Au-delà de l’acculturation générale, nous devons être profondément humbles face aux avancées technologiques et admettre que même les spécialistes devront être en mode d’apprentissage continu. Il est fini le temps où nous pouvions nous reposer sur nos acquis.
"Errare humanum est , perseverare diabolicum" – "L’erreur est humaine, persévérer est diabolique"
Admettons dès maintenant que nous serons tous victimes de cybercriminalité. Le sujet est juste de savoir quand et si nous serons prêts à y faire face.
Il ne faut pas voir dans les attaques des remises en question de notre propre compétence.
Si une cyber-attaque met en exergue un process ou une infrastructure inadaptée, alors changeons ! Mais ne cachons rien, ne sous-estimons pas l’ampleur de l’attaque, ne minimisons rien pour ne pas répéter inlassablement l’erreur commise !
Faisons donc nôtre le quatrième commandement : les erreurs ne se regrettent pas, elles s’assument. La peur ne se fuit pas, elle se surmonte (Simone Veil).
Ainsi les nouvelles compétences à avoir pour lutter contre les menaces de notre monde sont le courage, la capacité de résilience et d’adaptabilité.
"Connais-toi toi-même" (Platon - Charmide)
Pour anticiper les attaques, encore faut-il dresser un tableau exhaustif de nos points forts et de nos faiblesses. N’ayons pas peur d’exposer nos failles ! Nous en serons encore plus forts et créerons un cercle vertueux de performance.
"Qui connaît son ennemi comme il se connaît en cent combats ne sera point défait" (Sun Tzu – L’art de la guerre)
Une fois que l’on se connaît, il faut aussi connaître les différentes catégories d’atteintes à la cybersécurité. Dans ce domaine, tout n’est pas uniforme. Nous devons faire face à différentes typologies d’atteintes (celles qui sont légales, celles qui ne le sont pas) et, au sein de ces catégories, des sous-catégories qu’il convient de maîtriser pour élaborer des stratégies spécifiques à chacune d’entre elles, ce qui demande étude, pragmatisme et stratégie pluridisciplinaire.
Pour atteindre de grands objectifs, nous devons oser de grandes choses (Clausewitz – De la guerre)
L’innovation ne se décrète pas, elle se construit, elle s’entretient, elle se vit. L’innovation ne connaît pas la politique interne et les intérêts particuliers.
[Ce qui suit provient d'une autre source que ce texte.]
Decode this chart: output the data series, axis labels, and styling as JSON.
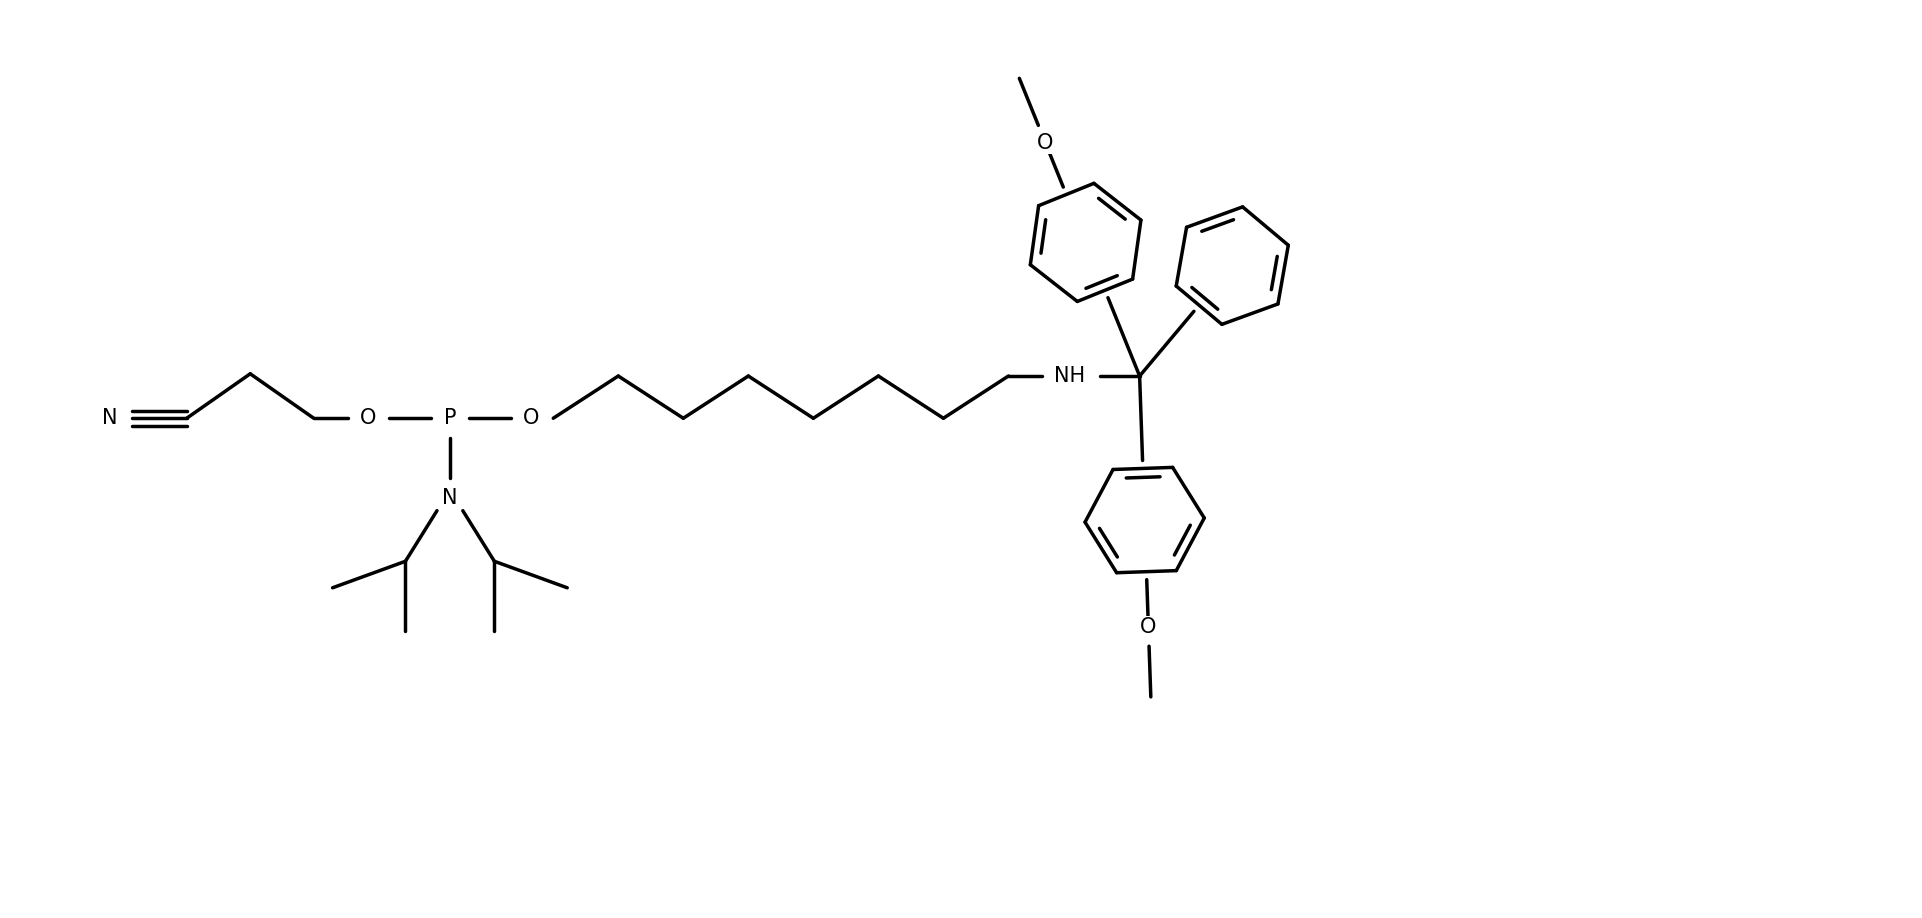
{
  "bg": "#ffffff",
  "lc": "#000000",
  "lw": 2.5,
  "fs": 15,
  "figsize": [
    19.22,
    9.18
  ],
  "dpi": 100,
  "xlim": [
    0,
    19.22
  ],
  "ylim": [
    0,
    9.18
  ]
}
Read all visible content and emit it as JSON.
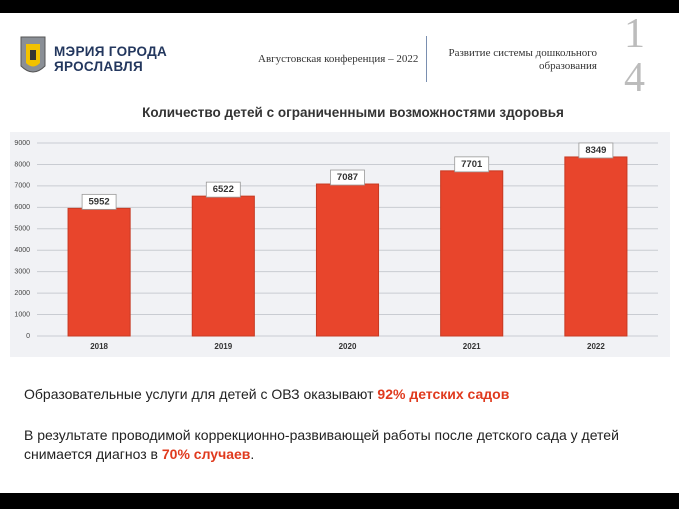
{
  "header": {
    "logo_line1": "МЭРИЯ ГОРОДА",
    "logo_line2": "ЯРОСЛАВЛЯ",
    "conference": "Августовская конференция – 2022",
    "section": "Развитие системы дошкольного образования",
    "slide_number": "14"
  },
  "chart_data": {
    "type": "bar",
    "title": "Количество детей с ограниченными возможностями здоровья",
    "categories": [
      "2018",
      "2019",
      "2020",
      "2021",
      "2022"
    ],
    "values": [
      5952,
      6522,
      7087,
      7701,
      8349
    ],
    "color": "#e8452c",
    "ylim": [
      0,
      9000
    ],
    "yticks": [
      0,
      1000,
      2000,
      3000,
      4000,
      5000,
      6000,
      7000,
      8000,
      9000
    ],
    "grid": true
  },
  "notes": [
    {
      "text": "Образовательные услуги для детей с ОВЗ оказывают ",
      "highlight": "92% детских садов"
    },
    {
      "text": "В результате проводимой коррекционно-развивающей работы после детского сада у детей снимается диагноз в ",
      "highlight": "70% случаев",
      "tail": "."
    }
  ]
}
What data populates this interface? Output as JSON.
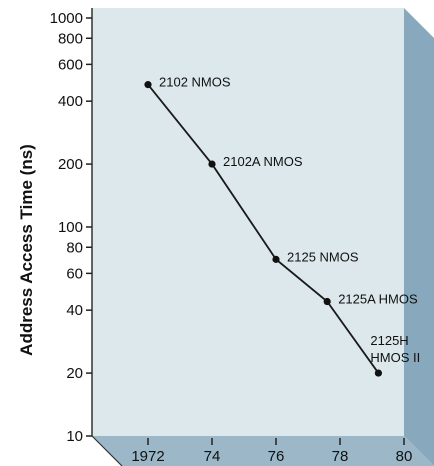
{
  "chart_data": {
    "type": "line",
    "title": "",
    "xlabel": "",
    "ylabel": "Address Access Time (ns)",
    "y_scale": "log",
    "ylim": [
      10,
      1000
    ],
    "xlim": [
      1972,
      1980
    ],
    "x_ticks": [
      {
        "value": 1972,
        "label": "1972"
      },
      {
        "value": 1974,
        "label": "74"
      },
      {
        "value": 1976,
        "label": "76"
      },
      {
        "value": 1978,
        "label": "78"
      },
      {
        "value": 1980,
        "label": "80"
      }
    ],
    "y_ticks": [
      {
        "value": 1000,
        "label": "1000"
      },
      {
        "value": 800,
        "label": "800"
      },
      {
        "value": 600,
        "label": "600"
      },
      {
        "value": 400,
        "label": "400"
      },
      {
        "value": 200,
        "label": "200"
      },
      {
        "value": 100,
        "label": "100"
      },
      {
        "value": 80,
        "label": "80"
      },
      {
        "value": 60,
        "label": "60"
      },
      {
        "value": 40,
        "label": "40"
      },
      {
        "value": 20,
        "label": "20"
      },
      {
        "value": 10,
        "label": "10"
      }
    ],
    "points": [
      {
        "x": 1972,
        "y": 480,
        "label": [
          "2102 NMOS"
        ]
      },
      {
        "x": 1974,
        "y": 200,
        "label": [
          "2102A NMOS"
        ]
      },
      {
        "x": 1976,
        "y": 70,
        "label": [
          "2125 NMOS"
        ]
      },
      {
        "x": 1977.6,
        "y": 44,
        "label": [
          "2125A HMOS"
        ]
      },
      {
        "x": 1979.2,
        "y": 20,
        "label": [
          "2125H",
          "HMOS II"
        ]
      }
    ],
    "grid": false,
    "colors": {
      "plot_bg": "#dde8ec",
      "side_face": "#87a8bd",
      "floor_face": "#9cb8c8",
      "line": "#1a1a1a",
      "marker": "#111111"
    }
  }
}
L’innovation, c’est prendre des risques pour servir l’intérêt général et une cause plus grande que sa propre carrière. L’innovation est un état d’esprit. Certains ne l’auront jamais. Il faut l’admettre. Mais, même cela n’est pas un drame. L’important est de mettre les bonnes personnes à la bonne place dans cet échiquier mondial si nous voulons assurer une protection efficace de notre pays.
Ces sept commandements de la cybersécurité doivent nous guider au quotidien pour garantir la sécurité des populations, des entreprises et préserver notre démocratie.
Nous sommes toutes et tous des acteurs de cette dernière ne soyons pas des consommateurs passifs d’outils technologiques mais les stratèges de notre propre destin qui voient en la technologie non pas un Salut mais un simple outil pour construire le monde que nous voulons pour nous et les générations futures.